Be Smart About South Africa

MTN Group CEO To Step Down In March Next Year

MTN Group CEO Rob Shuter. Picture: @ShuterRob/Twitter.

JOHANNESBURG – MTN Group, Africa’s largest mobile network by subscribers, said on Wednesday chief executive officer Rob Shuter would step down from his role at the end of a four-year term in March 2021.

The company said its board would find a new CEO during the year to enable a seamless handover.

Shuter, a former head of Vodafone Europe with a background in banking, took over from Sifiso Dabengwa in 2017, who resigned after Nigeria imposed a $1.7 billion penalty on the company for its failure to deactivate unregistered users.

During his tenure, Shuter overhauled the telecom firm’s governance standards and is in the middle of a strategic revamp of MTN to hunt for returns in everything from financial services, music to video games.

The company also said headline earnings per share (HEPS) rose 38.9% to 468 cents for the full-year ended 31 December on the IFRS 16 accounting basis. On a like-for-like IAS 17 accounting basis, HEPS rose 61.7%.

Revenue rose by 9.7%, while service revenue grew by 9.8%.

“The group’s results were supported by double-digit growth in service revenue by both MTN Nigeria and MTN Ghana, while economic pressure, new data usage rules and a reassessment of recognition criteria for roaming revenue from Cell C impacted our performance in South Africa,” Shuter said in a statement.

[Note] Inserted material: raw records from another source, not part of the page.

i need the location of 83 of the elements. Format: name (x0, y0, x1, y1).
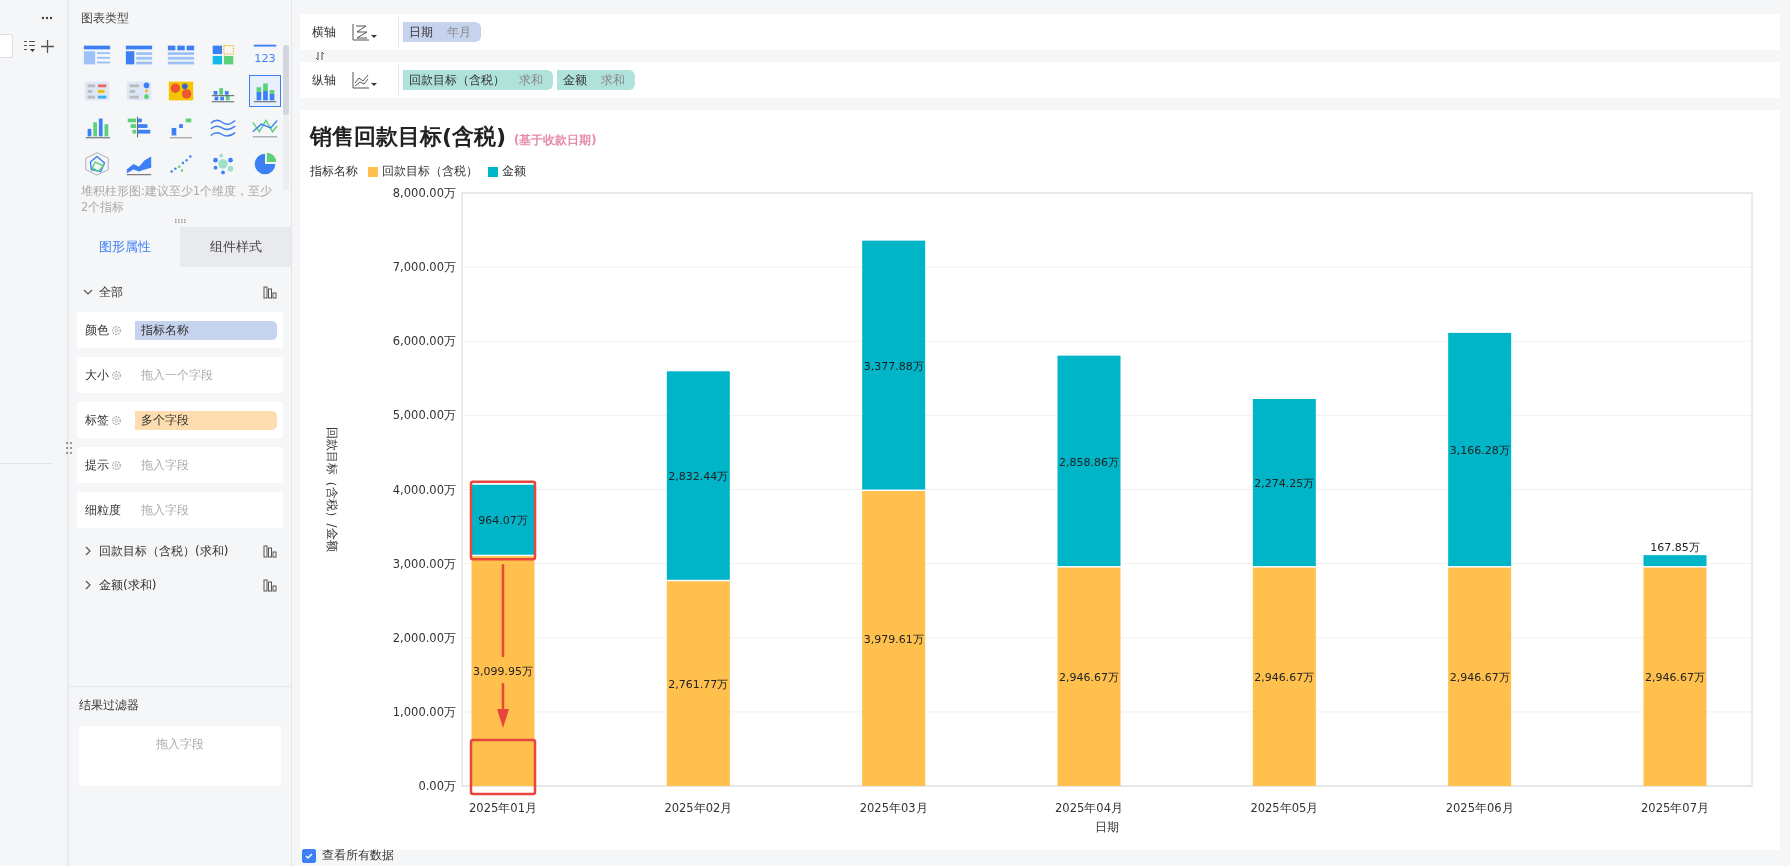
y-tick-label: 7,000.00万 (392, 260, 456, 275)
x-tick-label: 2025年02月 (664, 801, 733, 815)
y-tick-label: 8,000.00万 (392, 186, 456, 200)
sort-icon[interactable] (23, 39, 37, 53)
field-label: 颜色 (85, 321, 109, 339)
field-label: 提示 (85, 456, 109, 474)
bar-chart-icon[interactable] (263, 285, 277, 299)
data-label: 2,832.44万 (668, 470, 729, 484)
y-tick-label: 1,000.00万 (392, 704, 456, 719)
section-label: 全部 (99, 283, 124, 301)
data-label: 2,858.86万 (1059, 455, 1119, 469)
scrollbar[interactable] (283, 45, 289, 190)
field-pill[interactable]: 日期 年月 (403, 22, 481, 42)
chevron-down-icon[interactable] (83, 287, 93, 297)
chevron-right-icon[interactable] (83, 580, 93, 590)
chart-subtitle: (基于收款日期) (514, 133, 597, 148)
data-label: 2,946.67万 (1645, 670, 1705, 684)
axis-label: 纵轴 (311, 71, 337, 89)
chart-type-hint: 堆积柱形图:建议至少1个维度，至少2个指标 (81, 183, 274, 215)
field-pill[interactable]: 金额 求和 (557, 70, 635, 90)
resize-handle[interactable] (175, 219, 187, 223)
data-label: 3,099.95万 (473, 665, 533, 679)
settings-icon[interactable] (111, 324, 122, 336)
search-field[interactable] (0, 34, 13, 58)
y-tick-label: 5,000.00万 (392, 408, 456, 423)
data-label: 3,979.61万 (863, 632, 924, 646)
y-tick-label: 2,000.00万 (392, 630, 456, 645)
field-label: 细粒度 (85, 501, 121, 519)
swap-icon[interactable] (314, 51, 326, 61)
y-tick-label: 6,000.00万 (392, 334, 456, 349)
x-axis-title: 日期 (1095, 820, 1119, 834)
field-label: 标签 (85, 411, 109, 429)
legend-title: 指标名称 (310, 164, 358, 179)
data-label: 3,166.28万 (1449, 444, 1510, 458)
y-axis-title: 回款目标（含税）/金额 (325, 427, 339, 552)
checkbox-label: 查看所有数据 (322, 847, 394, 864)
zigzag-icon[interactable] (352, 23, 378, 41)
legend-label[interactable]: 金额 (502, 164, 526, 179)
legend-label[interactable]: 回款目标（含税） (382, 164, 478, 179)
x-tick-label: 2025年01月 (469, 801, 537, 815)
section-label: 金额(求和) (99, 576, 158, 594)
tab[interactable]: 组件样式 (180, 227, 291, 267)
x-tick-label: 2025年05月 (1250, 801, 1319, 815)
x-tick-label: 2025年03月 (859, 801, 928, 815)
field-pill[interactable]: 多个字段 (135, 410, 277, 430)
field-label: 大小 (85, 366, 109, 384)
y-tick-label: 0.00万 (418, 779, 456, 793)
y-tick-label: 3,000.00万 (392, 556, 456, 571)
data-label: 2,946.67万 (1449, 670, 1510, 684)
settings-icon[interactable] (111, 369, 122, 381)
chart-type-label: 123 (254, 51, 276, 65)
section-header[interactable]: 金额(求和) (77, 568, 283, 602)
bar-chart-icon[interactable] (263, 544, 277, 558)
axis-label: 横轴 (311, 23, 337, 41)
data-label: 2,946.67万 (1059, 670, 1119, 684)
panel-title: 图表类型 (81, 10, 130, 27)
section-header[interactable]: 全部 (77, 275, 283, 309)
x-tick-label: 2025年07月 (1641, 801, 1709, 815)
chart-title: 销售回款目标(含税) (310, 123, 507, 151)
field-pill[interactable]: 回款目标（含税） 求和 (403, 70, 553, 90)
data-label: 3,377.88万 (863, 359, 924, 373)
checkmark-icon (304, 850, 314, 861)
data-label: 2,761.77万 (668, 677, 729, 691)
settings-icon[interactable] (111, 414, 122, 426)
more-icon[interactable] (41, 16, 53, 20)
data-label: 2,274.25万 (1254, 477, 1315, 491)
filter-title: 结果过滤器 (79, 697, 140, 714)
resize-handle[interactable] (66, 442, 72, 454)
bar-chart-icon[interactable] (263, 578, 277, 592)
x-tick-label: 2025年06月 (1445, 801, 1514, 815)
data-label: 167.85万 (1650, 541, 1700, 555)
field-pill[interactable]: 指标名称 (135, 320, 277, 340)
line-chart-icon[interactable] (352, 71, 378, 89)
data-label: 2,946.67万 (1254, 670, 1315, 684)
section-label: 回款目标（含税）(求和) (99, 542, 230, 560)
y-tick-label: 4,000.00万 (392, 482, 456, 497)
x-tick-label: 2025年04月 (1055, 801, 1123, 815)
data-label: 964.07万 (478, 514, 528, 528)
highlight-box (469, 738, 537, 796)
add-icon[interactable] (41, 39, 54, 53)
chevron-right-icon[interactable] (83, 546, 93, 556)
settings-icon[interactable] (111, 459, 122, 471)
section-header[interactable]: 回款目标（含税）(求和) (77, 534, 283, 568)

MTN, which competes with rival Vodacom Group, said it raised R14 billion from asset sales within the first 12 months of its three-year R15 billion divestment plan aimed at simplifying its portfolio.

The company said it currently does not anticipate a material impact on its near-term network rollout plans due to the coronavirus outbreak and was developing contingency plans to mitigate the impact.

Shuter said on a media conference call that due to the outbreak MTN had restricted non-essential travel a few weeks ago to some countries, including Iran, where it has operations.

“We don’t really want people travelling in and out unless there is an absolute emergency,” Shuter said.